La revancha es la perpetuación del temor y el dolor. Buena parte de los americanos, ya no digamos de los israelíes, vive con el miedo metido en sus células, éste forma parte de sus días. Viajar libremente por el mundo se ha convertido para ellos en un movimiento de riesgo. Acorazarse y armarse hasta los dientes es poca garantía de seguridad. El único aval de paz es romper la espiral de violencia por cualquiera de sus puntos con concesiones y gestos de buena voluntad, salir a encarar sin armas el problema, con la voluntad decidida de ceder y sacrificar algo para alcanzar el acuerdo, para desembarcar en una más sana y pacífica convivencia entre las partes.
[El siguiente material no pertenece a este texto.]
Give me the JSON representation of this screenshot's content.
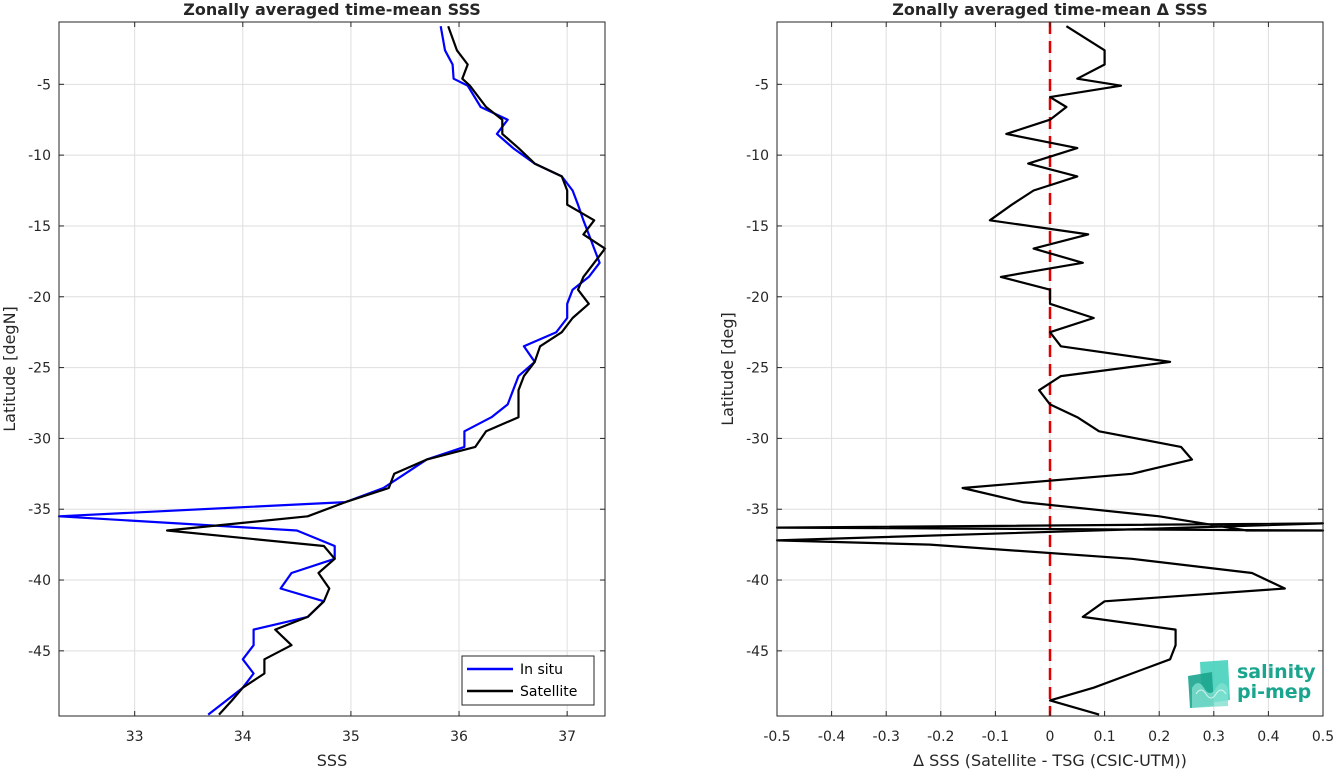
{
  "logo": {
    "line1": "salinity",
    "line2": "pi-mep",
    "color": "#1aa58f"
  },
  "chart_data": [
    {
      "type": "line",
      "title": "Zonally averaged time-mean SSS",
      "xlabel": "SSS",
      "ylabel": "Latitude [degN]",
      "xlim": [
        32.3,
        37.35
      ],
      "ylim": [
        -49.6,
        -0.6
      ],
      "xticks": [
        33,
        34,
        35,
        36,
        37
      ],
      "yticks": [
        -5,
        -10,
        -15,
        -20,
        -25,
        -30,
        -35,
        -40,
        -45
      ],
      "grid": true,
      "legend_position": "bottom-right",
      "series": [
        {
          "name": "In situ",
          "color": "#0000ff",
          "points": [
            [
              35.83,
              -0.9
            ],
            [
              35.87,
              -2.6
            ],
            [
              35.94,
              -3.6
            ],
            [
              35.95,
              -4.6
            ],
            [
              36.08,
              -5.1
            ],
            [
              36.2,
              -6.6
            ],
            [
              36.45,
              -7.5
            ],
            [
              36.35,
              -8.5
            ],
            [
              36.5,
              -9.5
            ],
            [
              36.7,
              -10.6
            ],
            [
              36.95,
              -11.5
            ],
            [
              37.05,
              -12.5
            ],
            [
              37.1,
              -13.5
            ],
            [
              37.15,
              -14.6
            ],
            [
              37.2,
              -15.6
            ],
            [
              37.25,
              -16.6
            ],
            [
              37.3,
              -17.6
            ],
            [
              37.2,
              -18.6
            ],
            [
              37.05,
              -19.5
            ],
            [
              37.0,
              -20.5
            ],
            [
              37.0,
              -21.5
            ],
            [
              36.9,
              -22.5
            ],
            [
              36.6,
              -23.5
            ],
            [
              36.7,
              -24.6
            ],
            [
              36.55,
              -25.6
            ],
            [
              36.5,
              -26.6
            ],
            [
              36.45,
              -27.6
            ],
            [
              36.3,
              -28.5
            ],
            [
              36.05,
              -29.5
            ],
            [
              36.05,
              -30.6
            ],
            [
              35.7,
              -31.5
            ],
            [
              35.5,
              -32.5
            ],
            [
              35.3,
              -33.5
            ],
            [
              34.95,
              -34.5
            ],
            [
              32.3,
              -35.5
            ],
            [
              34.5,
              -36.5
            ],
            [
              34.85,
              -37.6
            ],
            [
              34.85,
              -38.5
            ],
            [
              34.45,
              -39.5
            ],
            [
              34.35,
              -40.6
            ],
            [
              34.75,
              -41.5
            ],
            [
              34.6,
              -42.6
            ],
            [
              34.1,
              -43.5
            ],
            [
              34.1,
              -44.6
            ],
            [
              34.0,
              -45.6
            ],
            [
              34.1,
              -46.6
            ],
            [
              34.0,
              -47.6
            ],
            [
              33.85,
              -48.5
            ],
            [
              33.68,
              -49.5
            ]
          ]
        },
        {
          "name": "Satellite",
          "color": "#000000",
          "points": [
            [
              35.9,
              -0.9
            ],
            [
              35.98,
              -2.6
            ],
            [
              36.08,
              -3.6
            ],
            [
              36.03,
              -4.6
            ],
            [
              36.1,
              -5.1
            ],
            [
              36.25,
              -6.6
            ],
            [
              36.4,
              -7.5
            ],
            [
              36.4,
              -8.5
            ],
            [
              36.55,
              -9.5
            ],
            [
              36.7,
              -10.6
            ],
            [
              36.95,
              -11.5
            ],
            [
              37.0,
              -12.5
            ],
            [
              37.0,
              -13.5
            ],
            [
              37.25,
              -14.6
            ],
            [
              37.15,
              -15.6
            ],
            [
              37.35,
              -16.6
            ],
            [
              37.25,
              -17.6
            ],
            [
              37.15,
              -18.6
            ],
            [
              37.1,
              -19.5
            ],
            [
              37.2,
              -20.5
            ],
            [
              37.05,
              -21.5
            ],
            [
              36.95,
              -22.5
            ],
            [
              36.75,
              -23.5
            ],
            [
              36.7,
              -24.6
            ],
            [
              36.6,
              -25.6
            ],
            [
              36.55,
              -26.6
            ],
            [
              36.55,
              -27.6
            ],
            [
              36.55,
              -28.5
            ],
            [
              36.25,
              -29.5
            ],
            [
              36.15,
              -30.6
            ],
            [
              35.7,
              -31.5
            ],
            [
              35.4,
              -32.5
            ],
            [
              35.35,
              -33.5
            ],
            [
              34.95,
              -34.5
            ],
            [
              34.6,
              -35.5
            ],
            [
              33.3,
              -36.5
            ],
            [
              34.75,
              -37.6
            ],
            [
              34.85,
              -38.5
            ],
            [
              34.7,
              -39.5
            ],
            [
              34.8,
              -40.6
            ],
            [
              34.75,
              -41.5
            ],
            [
              34.6,
              -42.6
            ],
            [
              34.3,
              -43.5
            ],
            [
              34.45,
              -44.6
            ],
            [
              34.2,
              -45.6
            ],
            [
              34.2,
              -46.6
            ],
            [
              34.0,
              -47.6
            ],
            [
              33.9,
              -48.5
            ],
            [
              33.78,
              -49.5
            ]
          ]
        }
      ]
    },
    {
      "type": "line",
      "title": "Zonally averaged time-mean Δ SSS",
      "xlabel": "Δ SSS (Satellite - TSG (CSIC-UTM))",
      "ylabel": "Latitude [deg]",
      "xlim": [
        -0.5,
        0.5
      ],
      "ylim": [
        -49.6,
        -0.6
      ],
      "xticks": [
        -0.5,
        -0.4,
        -0.3,
        -0.2,
        -0.1,
        0,
        0.1,
        0.2,
        0.3,
        0.4,
        0.5
      ],
      "xtick_labels": [
        "-0.5",
        "-0.4",
        "-0.3",
        "-0.2",
        "-0.1",
        "0",
        "0.1",
        "0.2",
        "0.3",
        "0.4",
        "0.5"
      ],
      "yticks": [
        -5,
        -10,
        -15,
        -20,
        -25,
        -30,
        -35,
        -40,
        -45
      ],
      "grid": true,
      "reference_line": {
        "x": 0,
        "color": "#e00000",
        "style": "dashed"
      },
      "series": [
        {
          "color": "#000000",
          "points": [
            [
              0.03,
              -0.9
            ],
            [
              0.1,
              -2.6
            ],
            [
              0.1,
              -3.6
            ],
            [
              0.05,
              -4.6
            ],
            [
              0.13,
              -5.1
            ],
            [
              0.0,
              -5.9
            ],
            [
              0.03,
              -6.6
            ],
            [
              0.0,
              -7.5
            ],
            [
              -0.08,
              -8.5
            ],
            [
              0.05,
              -9.5
            ],
            [
              -0.04,
              -10.6
            ],
            [
              0.05,
              -11.5
            ],
            [
              -0.03,
              -12.5
            ],
            [
              -0.07,
              -13.5
            ],
            [
              -0.11,
              -14.6
            ],
            [
              0.07,
              -15.6
            ],
            [
              -0.03,
              -16.6
            ],
            [
              0.06,
              -17.6
            ],
            [
              -0.09,
              -18.6
            ],
            [
              0.0,
              -19.5
            ],
            [
              0.0,
              -20.5
            ],
            [
              0.08,
              -21.5
            ],
            [
              0.0,
              -22.5
            ],
            [
              0.02,
              -23.5
            ],
            [
              0.22,
              -24.6
            ],
            [
              0.02,
              -25.6
            ],
            [
              -0.02,
              -26.6
            ],
            [
              0.0,
              -27.6
            ],
            [
              0.05,
              -28.5
            ],
            [
              0.09,
              -29.5
            ],
            [
              0.24,
              -30.6
            ],
            [
              0.26,
              -31.5
            ],
            [
              0.15,
              -32.5
            ],
            [
              -0.16,
              -33.5
            ],
            [
              -0.05,
              -34.5
            ],
            [
              0.2,
              -35.5
            ],
            [
              0.36,
              -36.5
            ],
            [
              0.5,
              -36.5
            ],
            [
              -0.5,
              -36.3
            ],
            [
              0.5,
              -36.0
            ],
            [
              -0.5,
              -37.2
            ],
            [
              -0.22,
              -37.5
            ],
            [
              0.15,
              -38.5
            ],
            [
              0.37,
              -39.5
            ],
            [
              0.43,
              -40.6
            ],
            [
              0.1,
              -41.5
            ],
            [
              0.06,
              -42.6
            ],
            [
              0.23,
              -43.5
            ],
            [
              0.23,
              -44.6
            ],
            [
              0.22,
              -45.6
            ],
            [
              0.15,
              -46.6
            ],
            [
              0.08,
              -47.6
            ],
            [
              0.0,
              -48.5
            ],
            [
              0.09,
              -49.5
            ]
          ]
        }
      ]
    }
  ]
}
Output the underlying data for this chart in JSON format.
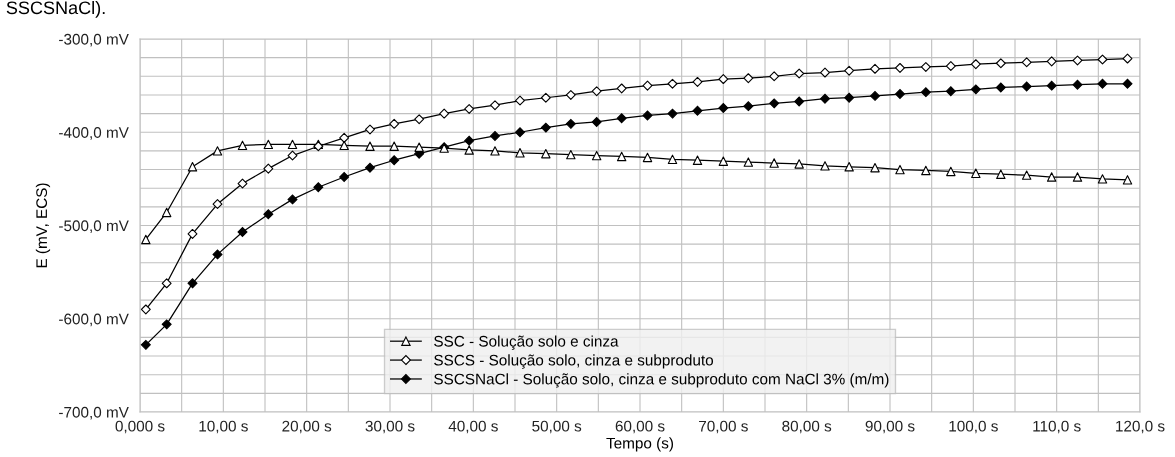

No hay paz en casa propia que se instale, tras la muerte y el terror en casa ajena. No hay paz que se pueda asentar sobre la desconfianza, la injusticia y las fronteras acorazadas. Siempre habrá un agujero por donde se infiltre el “enemigo”. El fundamentalista de Hamas, siempre encontrará un uniforme de soldado hebreo, o incluso de rabino, para inmolarse con su bomba al cinto. Siempre habrá un piloto loco dispuesto a hacer saltar de buena mañana una gran torre, siempre rodará un camión cargado de dinamita con terribles destinos…, siempre y cuando no se les prive de razones y argumentos para maquinar terror y sembrar la muerte.

La desconfianza es el mayor virus de nuestros días, por supuesto mucho más peligroso que la neumonía asiática, la desconfianza a tender una mano, a coger a alguien “a dedo”, a abrir las puertas de tu casa, a abrir las fronteras de tu país, a pasearte libremente por el mundo, a sentarte y compartir un cigarro, un té, un sueño, un porvenir…

La desconfianza trae la inseguridad, ésta a su vez la infelicidad. ¿Para qué queremos estancias y países acorazados hasta los dientes, si después no podemos asomarnos por la ventana, respirar aire puro y viajar tranquilos? Acabemos con los blindajes, rompamos las alambradas, salgamos a la búsqueda del vecino, del hermano que en su desesperación tomó un arma y apuntó hacia el hogar o la nación privilegiada. Acabemos con las injusticias que nutrieron el fanatismo y engrasaron su artillería. Sólo así lograremos confianza, seguridad y felicidad duraderas, sólo así conquistaremos un día el sueño de la auténtica paz.

Cuatros Pensamientos Inconmensurables:

Puedan todos los seres sintientes tener la felicidad y las causas de la felicidad.
Puedan todos estar libres de sufrimiento y de las causas del sufrimiento.
Puedan todos nunca ser separados del gozo que está libre de sufrimiento.
Puedan todos vivir en ecuanimidad, libres de apego y de adversión.